Soy muy consciente de que esta sensación me
seguirá a donde vaya, pues los rastros de la identidad que heredé de mi entorno ya no son simbólicos
(no acudo a los mismos símbolos, ni al mismo arte, ni siquiera cargo una
cosmovisión parecida, ni mucho menos una
religión) no sé cómo calificar aquello que me une a una comunidad con la que ya
no tengo símbolos en común. Modos, manías, pequeños vicios de comportamiento y
de lenguaje que otro entornó detectará en mí y jamás reconocerá como propios. Los
símbolos estan cortados pero los comportamientos inherentes están ahí. No puedo
deshacerme de ellos, no puedo negarlos ni adoptar otros, pues se suman
incrementando el grado de separación. Sin embargo están ahí, haciendo parte del
sentido mismo de mi identidad, como una abstracción difusa difícil de retratar
en el papel.
¿Qué es un hombre que ha cortado los símbolos comunicantes
frente a una comunidad?

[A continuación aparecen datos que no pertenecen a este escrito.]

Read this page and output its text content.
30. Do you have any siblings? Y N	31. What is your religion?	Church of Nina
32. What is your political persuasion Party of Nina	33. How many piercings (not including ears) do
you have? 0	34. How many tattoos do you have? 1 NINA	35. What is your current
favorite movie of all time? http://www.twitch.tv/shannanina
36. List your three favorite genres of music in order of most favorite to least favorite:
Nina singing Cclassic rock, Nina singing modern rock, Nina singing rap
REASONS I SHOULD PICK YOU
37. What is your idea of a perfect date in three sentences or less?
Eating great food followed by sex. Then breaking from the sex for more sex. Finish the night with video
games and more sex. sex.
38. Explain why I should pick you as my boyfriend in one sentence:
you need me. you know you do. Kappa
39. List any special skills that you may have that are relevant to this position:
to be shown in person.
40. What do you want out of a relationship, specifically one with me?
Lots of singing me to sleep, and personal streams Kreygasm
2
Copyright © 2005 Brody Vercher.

Sin duda alguna
un ser alienado. Sin embargo, en este punto se encuentra la crisis de la
comunidad. La crisis no está en el primer hombre si no en las comunidades rotas
que van quedando atrás. Los emigrantes de una sociedad son aquellos que en otra
época de aislamiento habrían decidido moverla, modificarla o darle perspectivas
distintas que ayudarían a que se vuelva compleja culturalmente. Las comunidades
por tanto van perdiendo capacidad de renovación y adaptación, y ese es el
motivo de su decadencia.
La primera alienación es la de la impotencia;
la segunda, la del desarraigo.
Seres alienados, seres totalmente impotentes e
incapaces de incidir en el mundo, cargados de neurosis y angustia pueden unirse
en una voluntad, en una decisión de poder, en un líder que prometa redimirles. Por
contradictorio que parezca, el deseo de voluntad conduce a una renuncia franca
y total de la voluntad, con la esperanza de no ser castrados, de incidir en el
mundo a través de otro; esa es mi definición actual del fascismo. Eliminar los
factores que construyen alienados de la impotencia, eliminar los factores que
construyen la impotencia en la humanidad sería la única manera real de
desaparecer el fascismo. Esto es abiertamente improbable.